O texto também acaba com a cobrança de laudêmio, taxa patrimonial da União que deve ser paga ao proprietário do terreno quando se vende ou transfere um imóvel em área de marinha
A proposta é de autoria do ex-deputado federal Arnaldo Jordy (PA) e tem parecer favorável do relator, o senador Flávio Bolsonaro (PL-RJ).
Flávio Bolsonaro defende que a mudança é necessária para regularizar as propriedades localizadas dentro dessas áreas, hoje da Marinha. "Há, no Brasil, inúmeras edificações realizadas sem a ciência de estarem localizadas em terrenos de propriedade da União", escreveu.

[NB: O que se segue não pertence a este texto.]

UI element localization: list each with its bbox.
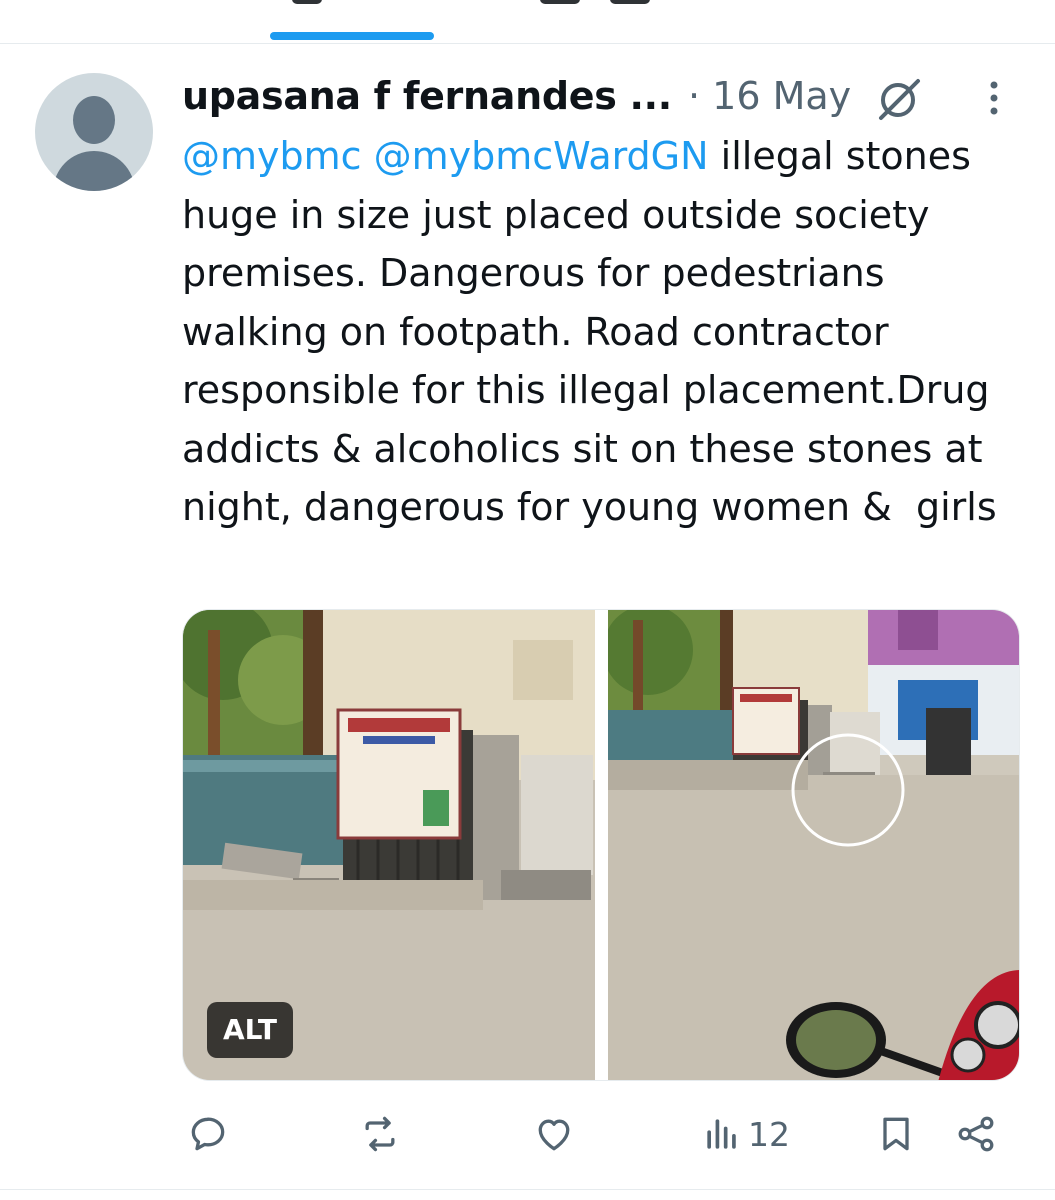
media-grid: ALT bbox=[182, 609, 1020, 1081]
reply-button[interactable] bbox=[186, 1104, 230, 1164]
tweet-photo-2[interactable] bbox=[608, 610, 1019, 1080]
like-button[interactable] bbox=[532, 1104, 576, 1164]
more-options-icon[interactable] bbox=[982, 78, 1006, 118]
views-icon bbox=[707, 1119, 736, 1149]
tweet-text: @mybmc @mybmcWardGN illegal stones huge … bbox=[182, 127, 1032, 537]
tab-label-fragment bbox=[540, 0, 580, 4]
repost-icon bbox=[365, 1116, 395, 1152]
avatar-placeholder-head bbox=[73, 96, 115, 144]
like-icon bbox=[538, 1119, 570, 1151]
mention-link[interactable]: @mybmcWardGN bbox=[374, 134, 709, 178]
alt-text-badge[interactable]: ALT bbox=[207, 1002, 293, 1058]
tweet-header: upasana f fernandes ... · 16 May bbox=[182, 70, 1042, 122]
tweet-photo-1[interactable]: ALT bbox=[183, 610, 595, 1080]
share-button[interactable] bbox=[954, 1104, 998, 1164]
author-name[interactable]: upasana f fernandes ... bbox=[182, 70, 672, 122]
tab-label-fragment bbox=[292, 0, 322, 4]
tweet-action-bar: 12 bbox=[182, 1104, 1022, 1164]
top-nav-bar bbox=[0, 0, 1055, 44]
bookmark-button[interactable] bbox=[874, 1104, 918, 1164]
views-button[interactable]: 12 bbox=[700, 1104, 790, 1164]
reply-icon bbox=[191, 1117, 225, 1151]
avatar[interactable] bbox=[35, 73, 153, 191]
repost-button[interactable] bbox=[358, 1104, 402, 1164]
divider bbox=[0, 43, 1055, 44]
avatar-placeholder-body bbox=[53, 151, 135, 191]
active-tab-indicator bbox=[270, 32, 434, 40]
divider bbox=[0, 1189, 1055, 1190]
views-count: 12 bbox=[748, 1114, 790, 1154]
share-icon bbox=[958, 1116, 994, 1152]
tweet-date[interactable]: · 16 May bbox=[688, 70, 851, 122]
tab-label-fragment bbox=[610, 0, 650, 4]
grok-icon[interactable] bbox=[876, 76, 922, 122]
mention-link[interactable]: @mybmc bbox=[182, 134, 362, 178]
bookmark-icon bbox=[883, 1117, 909, 1151]
tweet-body: illegal stones huge in size just placed … bbox=[182, 134, 1002, 529]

Argumenta, ainda, que a origem do atual domínio sobre as praias foi estabelecido sob a justificativa de necessidade de defesa do território contra invasão estrangeira, "razões que não estão mais presentes".
Livre acesso às praias
A Lei Federal nº 7.661/1988, que instituiu o Plano Nacional de Gerenciamento Costeiro, determina que "as praias são bens públicos de uso comum do povo, sendo assegurado, sempre, livre e franco acesso a elas e ao mar, em qualquer direção e sentido", com exceção, apenas, de trechos considerados de interesse de segurança nacional.
Esse ponto é um dos que levantam polêmica na proposta, já que a transferência de posse dessas áreas da União pode favorecer uma especulação imobiliária nesses locais, facilitando a construção de empreendimentos próximos à faixa de areia da costa brasileira.
Porém, mesmo se a PEC for aprovada, privatizar praias continua não sendo permitido, de acordo com Jean Marc Sasson, que atua com ações relacionadas às Mudanças Climáticas e ESG no escritório Lima Feigelson Advogados.
"Hoje já existem condomínios [construídos nessas áreas], mas se bloqueiam o acesso, é ilegal. Como a praia é um bem de uso geral do povo, um condomínio que feche o acesso a ela deve, no mínimo, criar uma gestão que permita o acesso do público a essa área", diz Sasson.
Risco à biodiversidade
A especulação imobiliária pode causar danos ambientais na costa brasileira. É a posição defendida pelo Departamento de Oceano e Gestão Costeira do Ministério do Meio Ambiente (MMA). A coordenadora-geral do departamento, Marinez Eymael Garcia Scherer, diz que a grande preocupação é com os efeitos das mudanças climáticas e com os eventos extremos, cada vez mais comuns.
"Nossa grande preocupação é sair das mãos da União a capacidade de trabalhar melhor e combater os efeitos da mudança no clima nessas áreas, que são tão vulneráveis. Nossa posição é que pode atualizar e modernizar [as leis], mas não faz nenhum sentido [promover a] ocupação dessas áreas", diz ao Valor.
Scherer, que foi ouvida na audiência pública desta segunda no Senado, defende que o debate deveria ser sobre a desocupação dessas áreas — que estão expostas à erosão, aumento do nível do mar e enchentes, por exemplo. "Precisamos repensar toda a ocupação da costa. Essa questão dos terrenos de marinha não ajuda em nada", diz.
"Precisamos falar no Brasil de 'não-urbanização', de áreas não ocupáveis. Essa previsão [de eventos extremos causados por mudanças climáticas] não é 'bola de cristal', é fato e já é algo visto. Essas áreas ocupadas hoje trará perdas financeiras, de infraestrutura e de vidas humanas", diz.